Interrogé ce mercredi par Public Sénat, en marge des questions d’actualité au gouvernement, la ministre du Partenariat avec les territoires et de la Décentralisation, Catherine Vautrin, va plus loin. Cinq jours après un premier déplacement en Corse, elle confirme qu’« il y a un calendrier qui est fixé. Au deuxième semestre 2025, il pourrait y avoir l’examen de ce texte (constitutionnel) et pourquoi pas un Congrès, avant la fin de l’année 2025 » (voir la vidéo).
« Il s’agit d’autonomie dans la République », rappelle bien la ministre, « cela s’appelle les écritures institutionnelles. Elles font l’objet d’un travail par la commission des lois du Sénat, qui ira ensuite vers l’Assemblée nationale ». « Parallèlement à ça, nous avons travaillé avec l’ensemble des élus corses, les communes, les intercommunalités, la collectivité territoriale, sur des sujets aussi concrets que l’eau, les déchets, les transports, tous les sujets du quotidien des Corses », ajoute Catherine Vautrin.
Processus encore long
C’est à la suite d’une semaine de violence, intervenue sur l’île en 2022, suite à la mort d’Yvan Colonna, agressé en prison, où il purgeait une peine à perpétuité pour l’assassinat en 1998 du préfet Erignac, que les discussions avaient été lancées. En mars 2024, Gérard Darmanin avait conclu un accord avec les élus corses. L’Assemblée de Corse avait ensuite adopté, début avril, une proposition d’écriture constitutionnelle, transmis au Parlement.

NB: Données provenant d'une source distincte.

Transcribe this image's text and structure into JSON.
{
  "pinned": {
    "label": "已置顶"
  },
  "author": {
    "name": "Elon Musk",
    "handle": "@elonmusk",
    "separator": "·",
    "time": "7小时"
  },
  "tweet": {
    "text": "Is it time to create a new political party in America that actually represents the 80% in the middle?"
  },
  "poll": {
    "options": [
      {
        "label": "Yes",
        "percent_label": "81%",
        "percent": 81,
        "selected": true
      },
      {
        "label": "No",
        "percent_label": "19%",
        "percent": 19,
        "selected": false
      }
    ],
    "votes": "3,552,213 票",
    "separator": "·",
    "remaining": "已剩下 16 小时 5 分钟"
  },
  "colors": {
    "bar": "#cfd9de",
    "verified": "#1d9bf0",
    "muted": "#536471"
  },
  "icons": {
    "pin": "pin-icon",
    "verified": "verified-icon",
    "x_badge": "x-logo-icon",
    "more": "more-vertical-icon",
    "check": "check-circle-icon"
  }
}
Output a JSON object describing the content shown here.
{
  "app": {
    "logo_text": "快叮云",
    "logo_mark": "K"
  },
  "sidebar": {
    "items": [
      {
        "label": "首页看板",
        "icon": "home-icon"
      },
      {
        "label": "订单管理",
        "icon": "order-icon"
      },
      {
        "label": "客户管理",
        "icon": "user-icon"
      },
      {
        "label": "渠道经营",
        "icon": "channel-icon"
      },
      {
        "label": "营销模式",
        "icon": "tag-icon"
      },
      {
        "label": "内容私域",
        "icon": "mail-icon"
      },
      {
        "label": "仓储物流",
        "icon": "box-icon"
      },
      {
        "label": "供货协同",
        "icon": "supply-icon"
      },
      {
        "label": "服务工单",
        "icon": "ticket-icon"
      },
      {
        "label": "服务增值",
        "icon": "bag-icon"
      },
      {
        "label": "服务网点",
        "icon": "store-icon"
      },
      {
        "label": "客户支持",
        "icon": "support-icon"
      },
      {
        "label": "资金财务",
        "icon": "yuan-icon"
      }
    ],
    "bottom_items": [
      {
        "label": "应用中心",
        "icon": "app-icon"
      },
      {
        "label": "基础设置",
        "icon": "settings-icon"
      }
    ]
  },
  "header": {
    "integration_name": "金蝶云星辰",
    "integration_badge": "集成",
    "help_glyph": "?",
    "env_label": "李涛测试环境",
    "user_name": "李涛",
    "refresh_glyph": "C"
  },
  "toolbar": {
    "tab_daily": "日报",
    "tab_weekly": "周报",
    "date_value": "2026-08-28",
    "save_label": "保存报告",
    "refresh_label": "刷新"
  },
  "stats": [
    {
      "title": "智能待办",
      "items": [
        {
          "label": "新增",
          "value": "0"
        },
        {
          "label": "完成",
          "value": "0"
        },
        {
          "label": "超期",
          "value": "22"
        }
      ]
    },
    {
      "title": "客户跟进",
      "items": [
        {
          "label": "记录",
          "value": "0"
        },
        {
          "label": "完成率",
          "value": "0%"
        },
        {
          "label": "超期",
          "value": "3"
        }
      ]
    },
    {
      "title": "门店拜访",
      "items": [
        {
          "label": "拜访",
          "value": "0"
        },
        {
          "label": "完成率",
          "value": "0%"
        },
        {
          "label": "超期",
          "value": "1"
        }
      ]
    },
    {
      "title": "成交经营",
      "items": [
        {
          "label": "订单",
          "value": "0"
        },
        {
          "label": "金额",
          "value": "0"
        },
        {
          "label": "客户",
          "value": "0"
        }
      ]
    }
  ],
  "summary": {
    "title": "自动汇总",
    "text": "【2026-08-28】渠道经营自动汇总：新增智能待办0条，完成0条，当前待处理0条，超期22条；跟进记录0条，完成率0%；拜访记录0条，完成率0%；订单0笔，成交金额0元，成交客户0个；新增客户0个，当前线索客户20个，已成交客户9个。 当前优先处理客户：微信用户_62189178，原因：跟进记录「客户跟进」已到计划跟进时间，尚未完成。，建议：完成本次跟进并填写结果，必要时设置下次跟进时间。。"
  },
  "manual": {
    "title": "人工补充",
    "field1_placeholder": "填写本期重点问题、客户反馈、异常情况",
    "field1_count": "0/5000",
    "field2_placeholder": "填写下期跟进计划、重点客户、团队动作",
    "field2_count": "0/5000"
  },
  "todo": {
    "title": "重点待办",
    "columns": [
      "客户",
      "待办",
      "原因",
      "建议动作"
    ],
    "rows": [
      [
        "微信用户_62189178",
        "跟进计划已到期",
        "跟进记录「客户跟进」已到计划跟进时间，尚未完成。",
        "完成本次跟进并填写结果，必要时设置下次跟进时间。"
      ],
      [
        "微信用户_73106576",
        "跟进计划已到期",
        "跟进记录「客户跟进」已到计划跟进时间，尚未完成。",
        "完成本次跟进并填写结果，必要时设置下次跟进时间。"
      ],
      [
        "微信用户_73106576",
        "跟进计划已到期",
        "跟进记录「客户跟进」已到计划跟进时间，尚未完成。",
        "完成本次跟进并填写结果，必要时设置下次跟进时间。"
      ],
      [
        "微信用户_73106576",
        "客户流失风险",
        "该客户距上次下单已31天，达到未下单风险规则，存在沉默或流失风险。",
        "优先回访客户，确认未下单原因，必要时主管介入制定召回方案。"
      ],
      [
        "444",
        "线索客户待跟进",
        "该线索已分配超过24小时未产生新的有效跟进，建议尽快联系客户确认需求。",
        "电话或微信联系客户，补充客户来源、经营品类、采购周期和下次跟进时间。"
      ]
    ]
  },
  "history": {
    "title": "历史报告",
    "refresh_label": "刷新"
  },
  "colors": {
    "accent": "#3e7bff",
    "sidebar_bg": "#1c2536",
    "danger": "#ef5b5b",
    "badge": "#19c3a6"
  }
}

Il reste cependant encore du chemin, avant que le processus n’aille au bout. S’agissant d’une réforme de la Constitution, les députés n’ont pas le dernier mot. Il faut que l’Assemblée et le Sénat votent dans les mêmes termes le texte, avant que le président de la République ne puisse convoquer le Congrès, où la réforme doit être adoptée à la majorité des 3/5.
En mars 2024, Bruno Retailleau dénonçait des « difficultés absolument majeures »
Il faudra voir aussi quelle sera la position de la droite sénatoriale, hostile à la réforme, avant la dissolution. D’autant qu’un certain Bruno Retailleau, devenu depuis ministre de l’Intérieur, ne cachait pas sa franche opposition à l’accord. « Sur le fond, il y a deux difficultés absolument majeures. D’une part, la reconnaissance d’une communauté historique, culturelle, linguistique, liée à une terre. Ce serait la constitutionnalisation du communautarisme. La Constitution ne reconnaît qu’une seule communauté : c’est la communauté nationale », affirmait le 12 mars dernier à publicsenat.fr Bruno Retailleau, alors à la tête des sénateurs LR, avant d’ajouter que « la reconnaissance du peuple corse. Il n’en est pas question ».
Le sénateur de l’Ardèche, Mathieu Darnaud, qui a succédé à Bruno Retailleau à la présidence du groupe LR, ne cachait pas non plus avoir de sérieux doutes. « Nous l’avons clairement dit, nous sommes favorables à la décentralisation. En revanche, nous ne voulons pas multiplier les droits d’exception, c’est-à-dire avoir des collectivités qui fonctionnent différemment. […] L’unité de la République, nous y sommes très attachés », prévenait le sénateur LR, ajoutant que « la ligne rouge au Sénat a été clairement rappelée par le président Larcher, le président Retailleau, c’est que la fabrique de la loi doit rester au Parlement ». Depuis, Michel Barnier, membre comme eux des LR, est devenu premier ministre. On verra si l’arrivée de la droite au pouvoir a fait évoluer l’état des réflexions.